In view of the established role of CRT as an ‘eat me’ signal, we further investigated the possible effect of mCRT-vGPCR on the phagocytosis of BENS-treated B16-mCRT-vGPCR cells by DCs, which are among the most efficient antigen-presenting cells. The labelled-DCs from C57BL mice (the effector cells) and transfected B16-F1 cells (the target cells) were co-cultured for 2 h in a 1:1 effector/target ratio, and FCM was used for the analysis. The results showed that, compared to the B16-F1 cells transfected with the empty vector, >5-fold higher phagocytotic efficiency was observed when the B16-F1 cells transfected with pcDNA3.1(+)-mCRT-vGPCR were used as the target cells, indicating that the mCRT-vGPCR on the cell surface enhanced the phagocytosis of the tumour cells by the DCs (Fig. 4).

The splenocytes from the immunised mice were used as the expanded effector (E) cells, and the B16-F1 cells were used as the target (T) cells in this experiment. The effector cells were stimulated by the BENS-treated B16-F1 cells in vitro before use and then incubated with the target cells at E:T ratios of 20:1, 10:1, and 5:1 for 4 h. The specific CTL activities were determined using the LDH assay. The results showed that the CTL activities were enhanced in the mice immunised with the BENS-treated B16-mCRT-vGPCR cells compared to the other groups (P<0.01) (Fig. 5).
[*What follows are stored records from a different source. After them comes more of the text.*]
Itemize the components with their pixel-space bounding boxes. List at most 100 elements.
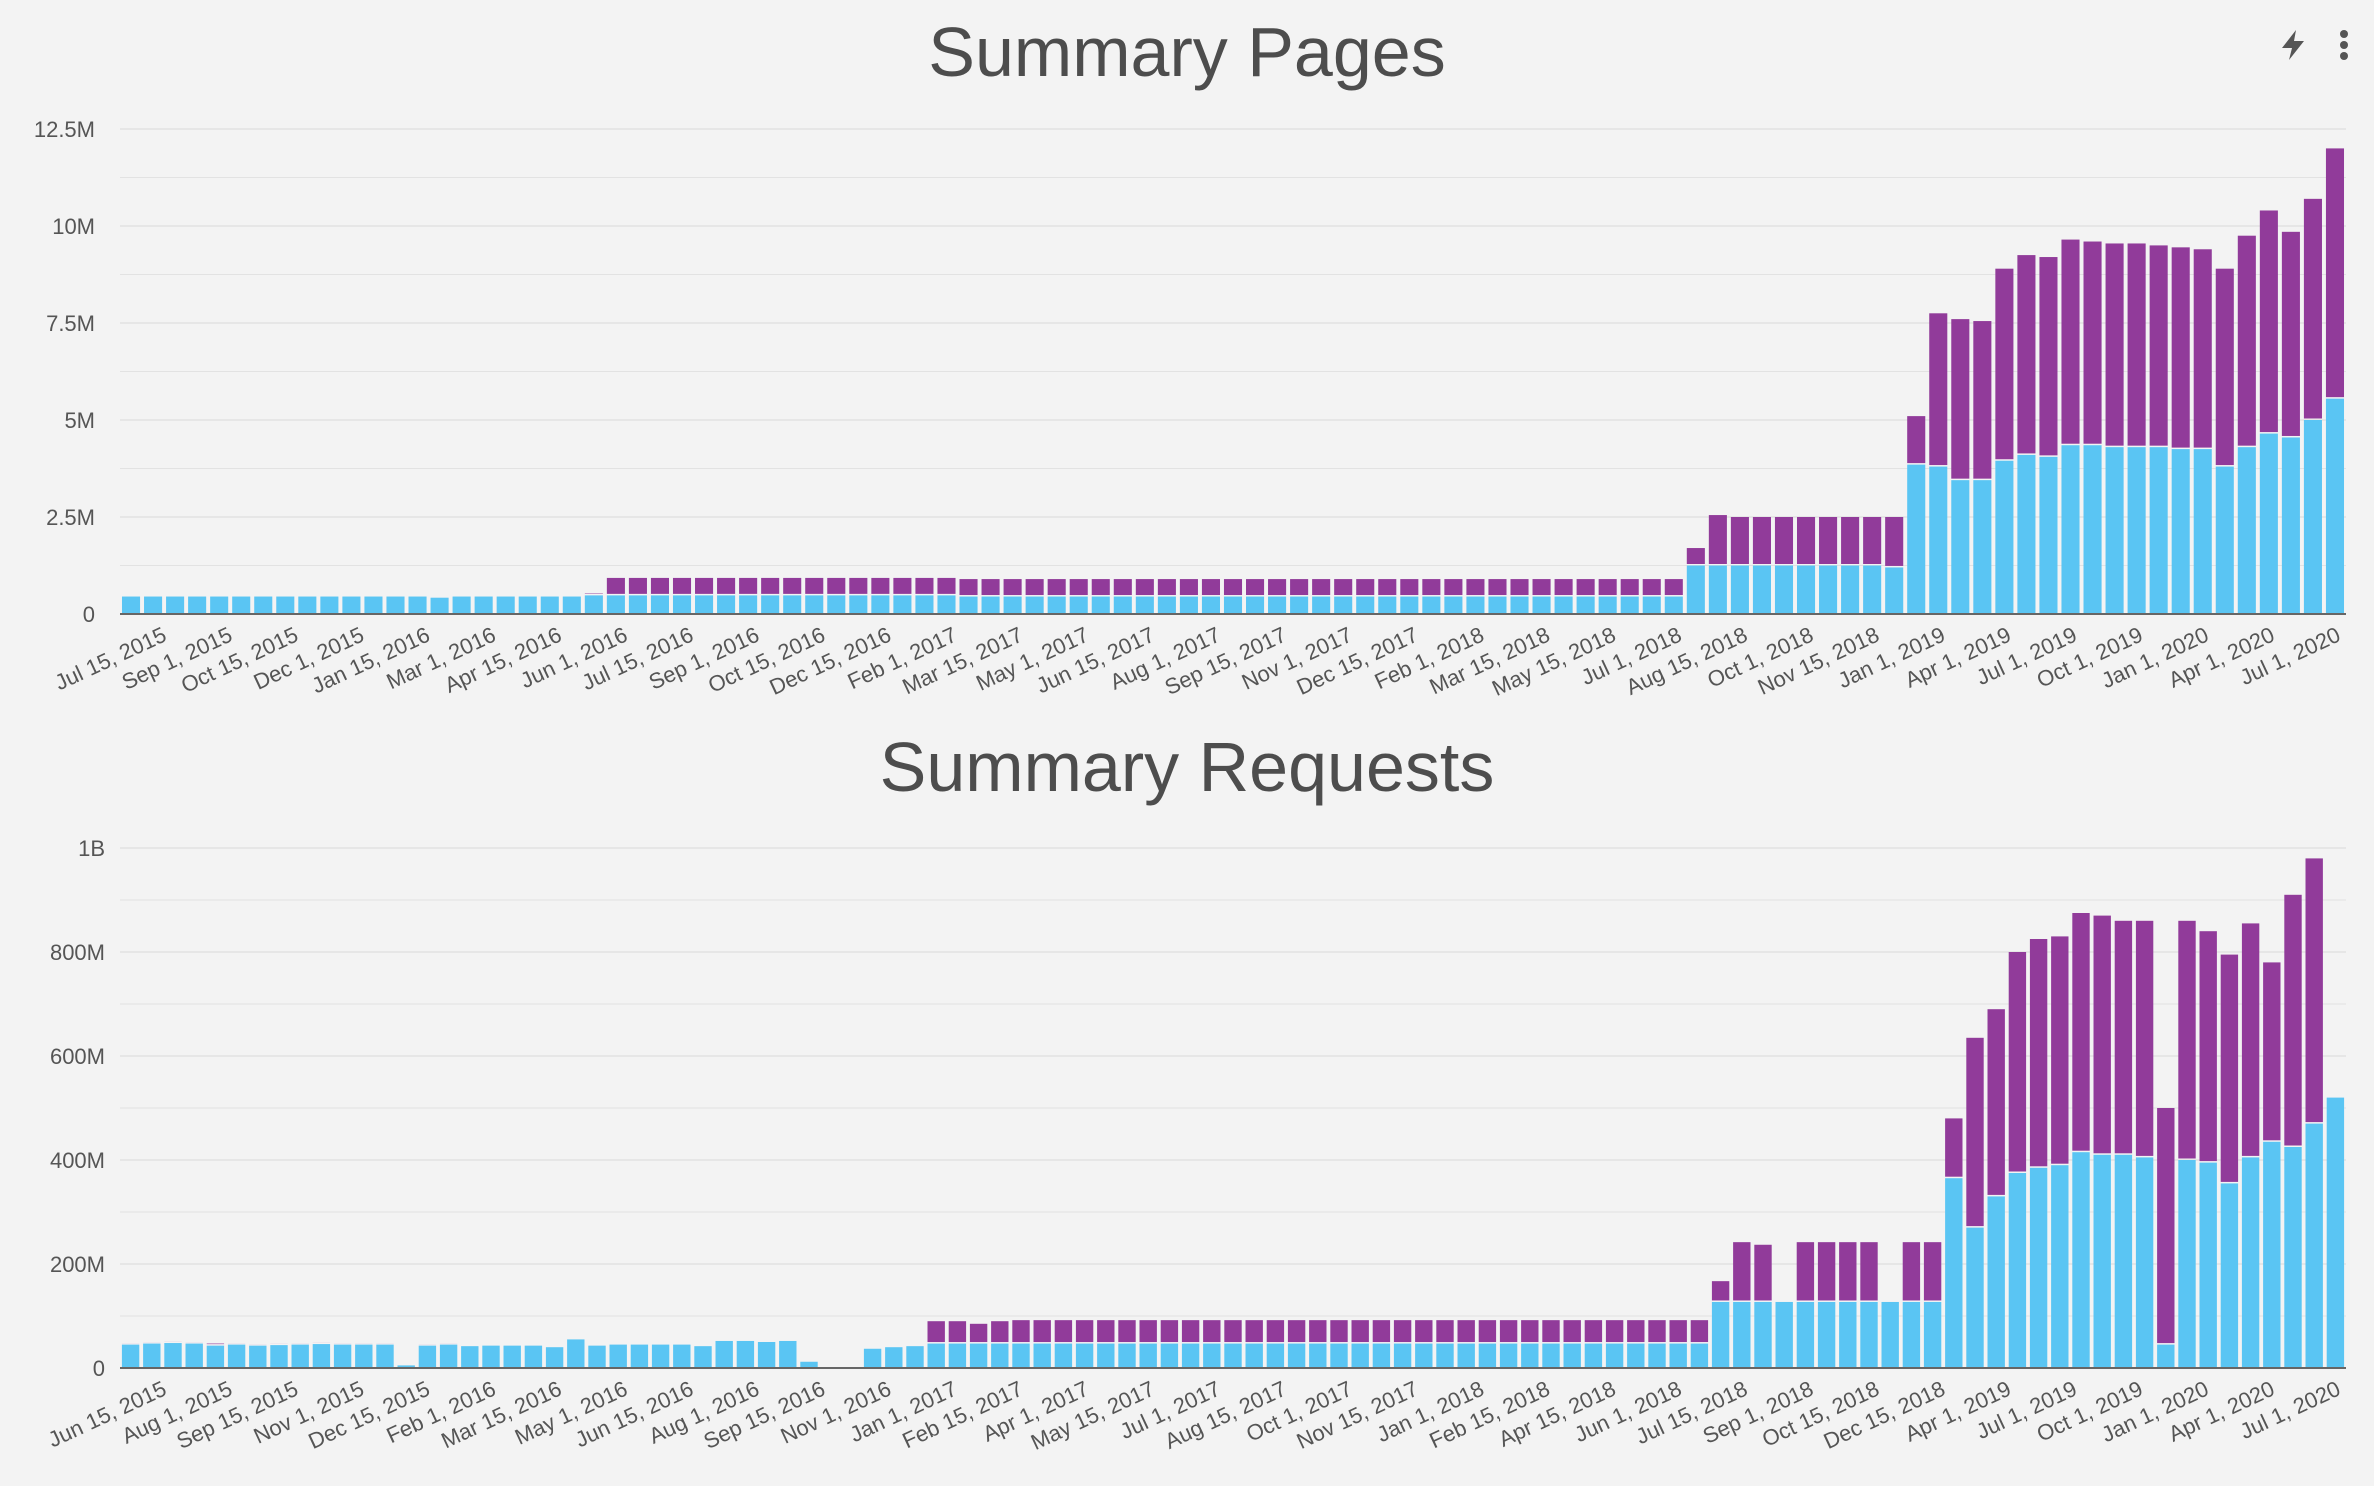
bar-segment-series-2 xyxy=(1444,579,1463,596)
bar-segment-series-2 xyxy=(2215,268,2234,466)
bar-segment-series-2 xyxy=(1157,579,1176,596)
bar-segment-series-2 xyxy=(805,577,824,594)
bar-segment-series-1 xyxy=(779,1340,797,1368)
bar-segment-series-1 xyxy=(672,595,692,614)
bar-segment-series-1 xyxy=(1817,1301,1836,1368)
bar-segment-series-2 xyxy=(1576,579,1595,596)
bar-segment-series-2 xyxy=(959,579,978,596)
bar-segment-series-1 xyxy=(1648,1343,1666,1368)
bar-segment-series-2 xyxy=(1923,1242,1942,1301)
y-tick-label: 12.5M xyxy=(34,117,95,142)
bar-segment-series-2 xyxy=(1973,321,1992,479)
bar-segment-series-2 xyxy=(1415,1320,1433,1343)
bar-segment-series-1 xyxy=(2039,456,2058,614)
bar-segment-series-1 xyxy=(210,596,229,614)
y-tick-label: 200M xyxy=(50,1252,105,1277)
bar-segment-series-1 xyxy=(1966,1227,1984,1368)
bar-segment-series-2 xyxy=(1069,579,1088,596)
bar-segment-series-1 xyxy=(1378,596,1397,614)
bar-segment-series-2 xyxy=(827,577,846,594)
bar-segment-series-2 xyxy=(1642,579,1661,596)
bar-segment-series-2 xyxy=(1951,319,1970,479)
bar-segment-series-1 xyxy=(1796,1301,1815,1368)
bar-segment-series-2 xyxy=(1400,579,1419,596)
bar-segment-series-1 xyxy=(1995,460,2014,614)
bar-segment-series-2 xyxy=(2284,894,2302,1146)
bar-segment-series-1 xyxy=(121,596,141,614)
bar-segment-series-1 xyxy=(630,1344,649,1368)
bar-segment-series-2 xyxy=(1330,1320,1348,1343)
bar-segment-series-2 xyxy=(1201,579,1220,596)
bar-segment-series-1 xyxy=(1012,1343,1030,1368)
bar-segment-series-1 xyxy=(1091,596,1110,614)
bar-segment-series-2 xyxy=(2017,255,2036,454)
bar-segment-series-2 xyxy=(1139,1320,1157,1343)
bar-segment-series-2 xyxy=(1012,1320,1030,1343)
bar-segment-series-2 xyxy=(1436,1320,1454,1343)
bar-segment-series-1 xyxy=(2215,466,2234,614)
bar-segment-series-2 xyxy=(783,577,802,594)
bar-segment-series-2 xyxy=(1929,313,1948,466)
bar-segment-series-1 xyxy=(863,1348,882,1368)
bar-segment-series-2 xyxy=(1457,1320,1475,1343)
bar-segment-series-1 xyxy=(333,1344,352,1368)
bar-segment-series-1 xyxy=(1113,596,1132,614)
bar-segment-series-2 xyxy=(927,1321,945,1343)
bar-segment-series-2 xyxy=(2263,962,2281,1141)
bar-segment-series-1 xyxy=(849,595,868,614)
bar-segment-series-1 xyxy=(1047,596,1066,614)
bar-segment-series-2 xyxy=(1268,579,1287,596)
bar-segment-series-2 xyxy=(1266,1320,1285,1343)
bar-segment-series-2 xyxy=(2237,235,2256,446)
bar-segment-series-1 xyxy=(1135,596,1154,614)
bar-segment-series-1 xyxy=(545,1347,564,1368)
bar-segment-series-2 xyxy=(1091,579,1110,596)
bar-segment-series-2 xyxy=(2220,954,2239,1182)
bar-segment-series-2 xyxy=(2199,931,2217,1162)
bar-segment-series-1 xyxy=(121,1344,140,1368)
bar-segment-series-1 xyxy=(948,1343,967,1368)
bar-segment-series-1 xyxy=(739,595,758,614)
bar-segment-series-2 xyxy=(1987,1009,2005,1195)
y-tick-label: 7.5M xyxy=(46,311,95,336)
bar-segment-series-2 xyxy=(2008,952,2027,1172)
bar-segment-series-2 xyxy=(937,577,956,594)
bar-segment-series-1 xyxy=(1690,1343,1709,1368)
bar-segment-series-1 xyxy=(439,1344,458,1368)
bar-segment-series-1 xyxy=(757,1342,776,1368)
bar-segment-series-2 xyxy=(2171,247,2190,448)
bar-segment-series-1 xyxy=(430,597,449,614)
bar-segment-series-2 xyxy=(1733,1242,1751,1301)
bar-segment-series-1 xyxy=(2008,1173,2027,1368)
bar-segment-series-2 xyxy=(1054,1320,1073,1343)
bar-segment-series-2 xyxy=(1754,1244,1772,1301)
bar-segment-series-1 xyxy=(1584,1343,1603,1368)
bar-segment-series-2 xyxy=(1113,579,1132,596)
bar-segment-series-1 xyxy=(418,1345,437,1368)
bar-segment-series-1 xyxy=(1224,1343,1242,1368)
bar-segment-series-1 xyxy=(1598,596,1617,614)
bar-segment-series-1 xyxy=(1510,596,1529,614)
bar-segment-series-1 xyxy=(1400,596,1419,614)
bar-segment-series-2 xyxy=(1334,579,1353,596)
bar-segment-series-2 xyxy=(991,1321,1009,1343)
bar-segment-series-1 xyxy=(827,595,846,614)
bar-segment-series-1 xyxy=(1466,596,1485,614)
bar-segment-series-1 xyxy=(1075,1343,1094,1368)
bar-segment-series-2 xyxy=(2178,920,2196,1159)
bar-segment-series-2 xyxy=(1730,517,1749,564)
bar-segment-series-1 xyxy=(276,596,295,614)
y-tick-label: 600M xyxy=(50,1044,105,1069)
bar-segment-series-1 xyxy=(2303,420,2322,614)
bar-segment-series-1 xyxy=(503,1345,521,1368)
bar-segment-series-1 xyxy=(2281,437,2300,614)
bar-segment-series-1 xyxy=(1686,565,1705,614)
bar-segment-series-1 xyxy=(1563,1343,1581,1368)
bar-segment-series-1 xyxy=(2171,449,2190,614)
bar-segment-series-1 xyxy=(232,596,251,614)
bar-segment-series-1 xyxy=(1351,1343,1369,1368)
bar-segment-series-1 xyxy=(2193,449,2212,614)
bar-segment-series-1 xyxy=(376,1344,394,1368)
more-vert-icon[interactable] xyxy=(2338,28,2350,70)
bolt-icon[interactable] xyxy=(2278,28,2308,70)
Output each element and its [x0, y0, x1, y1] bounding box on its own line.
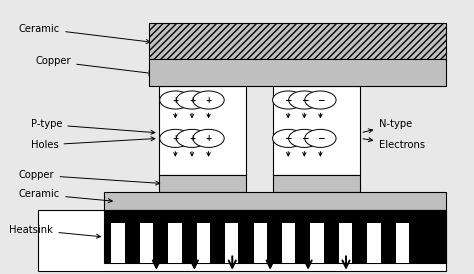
Bar	[111, 223, 125, 263]
Circle shape	[289, 129, 320, 147]
Bar	[197, 223, 210, 263]
Circle shape	[193, 129, 224, 147]
Text: N-type: N-type	[363, 119, 412, 133]
Text: Heatsink: Heatsink	[9, 225, 100, 238]
Text: P-type: P-type	[31, 119, 155, 134]
Text: −: −	[317, 96, 324, 104]
Text: Ceramic: Ceramic	[19, 24, 150, 44]
Text: −: −	[301, 134, 308, 143]
Circle shape	[193, 91, 224, 109]
Text: Ceramic: Ceramic	[19, 189, 112, 203]
Circle shape	[160, 129, 191, 147]
Text: Electrons: Electrons	[363, 138, 425, 150]
Bar	[310, 223, 324, 263]
Circle shape	[273, 129, 304, 147]
Bar	[159, 175, 246, 192]
Bar	[168, 223, 182, 263]
Bar	[273, 175, 360, 192]
Bar	[38, 210, 446, 271]
Text: +: +	[189, 96, 195, 104]
Bar	[339, 223, 352, 263]
Circle shape	[273, 91, 304, 109]
Circle shape	[160, 91, 191, 109]
Circle shape	[289, 91, 320, 109]
Bar	[149, 23, 446, 59]
Text: −: −	[284, 96, 292, 104]
Bar	[104, 210, 446, 263]
Text: +: +	[205, 134, 212, 143]
Text: +: +	[172, 134, 179, 143]
Text: −: −	[317, 134, 324, 143]
Text: Holes: Holes	[31, 137, 155, 150]
Circle shape	[176, 91, 208, 109]
Bar	[273, 86, 360, 175]
Circle shape	[305, 91, 336, 109]
Text: +: +	[172, 96, 179, 104]
Text: Copper: Copper	[19, 170, 160, 185]
Bar	[254, 223, 267, 263]
Text: +: +	[205, 96, 212, 104]
Bar	[104, 192, 446, 210]
Circle shape	[305, 129, 336, 147]
Text: −: −	[301, 96, 308, 104]
Circle shape	[176, 129, 208, 147]
Bar	[140, 223, 153, 263]
Bar	[225, 223, 238, 263]
Text: Copper: Copper	[36, 56, 153, 75]
Bar	[149, 59, 446, 86]
Text: +: +	[189, 134, 195, 143]
Bar	[282, 223, 295, 263]
Bar	[159, 86, 246, 175]
Bar	[367, 223, 381, 263]
Text: −: −	[284, 134, 292, 143]
Bar	[396, 223, 409, 263]
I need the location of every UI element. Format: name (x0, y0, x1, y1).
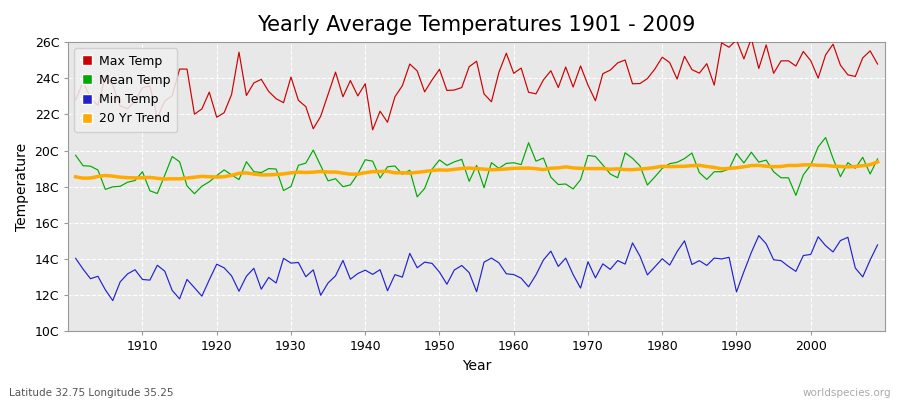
Y-axis label: Temperature: Temperature (15, 143, 29, 231)
Text: worldspecies.org: worldspecies.org (803, 388, 891, 398)
Title: Yearly Average Temperatures 1901 - 2009: Yearly Average Temperatures 1901 - 2009 (257, 15, 696, 35)
X-axis label: Year: Year (462, 359, 491, 373)
Text: Latitude 32.75 Longitude 35.25: Latitude 32.75 Longitude 35.25 (9, 388, 174, 398)
Legend: Max Temp, Mean Temp, Min Temp, 20 Yr Trend: Max Temp, Mean Temp, Min Temp, 20 Yr Tre… (75, 48, 177, 132)
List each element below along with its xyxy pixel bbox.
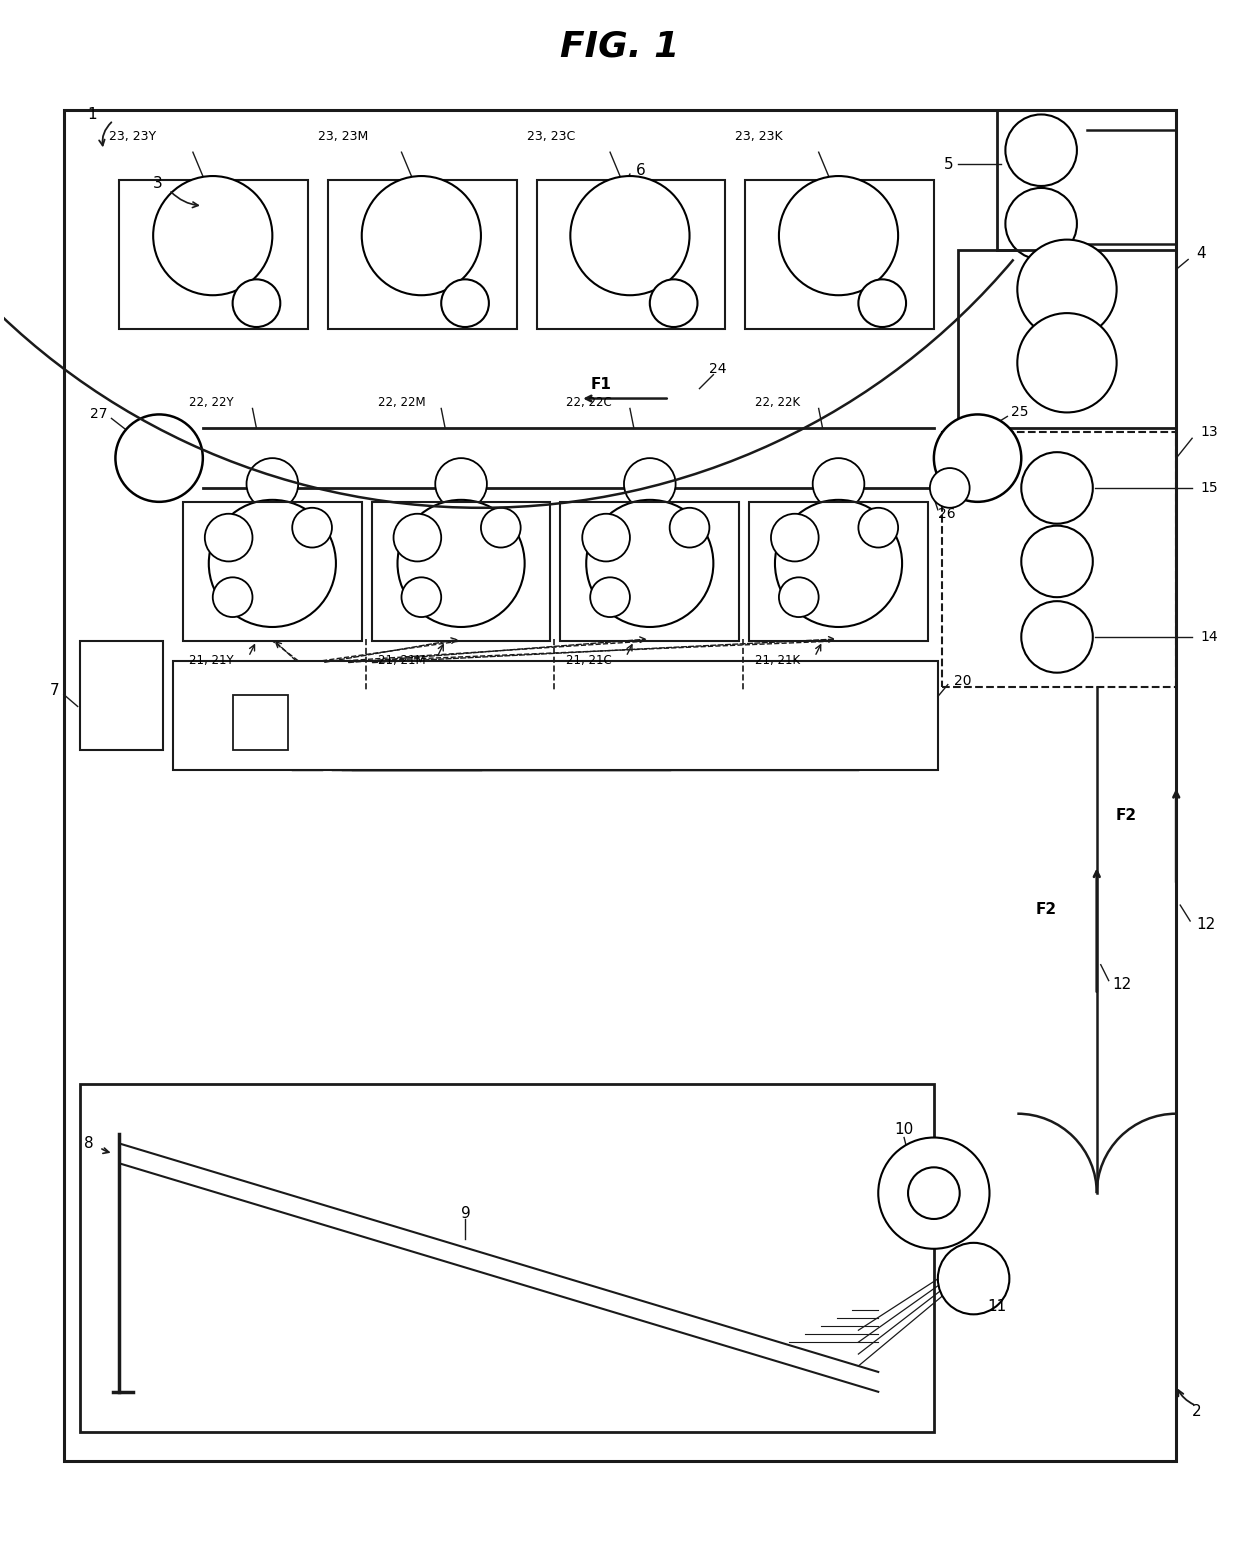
Text: FIG. 1: FIG. 1	[560, 29, 680, 63]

To examine whether Th1 or Th2 responses occurred in each immunised group, the IFN-γ-producing cells in the splenocytes from the immunised-mice groups were examined using the ELISPOT technique. The results showed that the immunisation with the BENS-treated B16-mCRT-vGPCR cell vaccine elicited a significantly higher number of IFN-γ-producing cells in the splenocytes (Fig. 6). Since IFN-γ is an indicator of the Th1-based response, our data suggested that the mCRT-vGPCR- coated cell vaccine mainly induced Th1-based immune responses.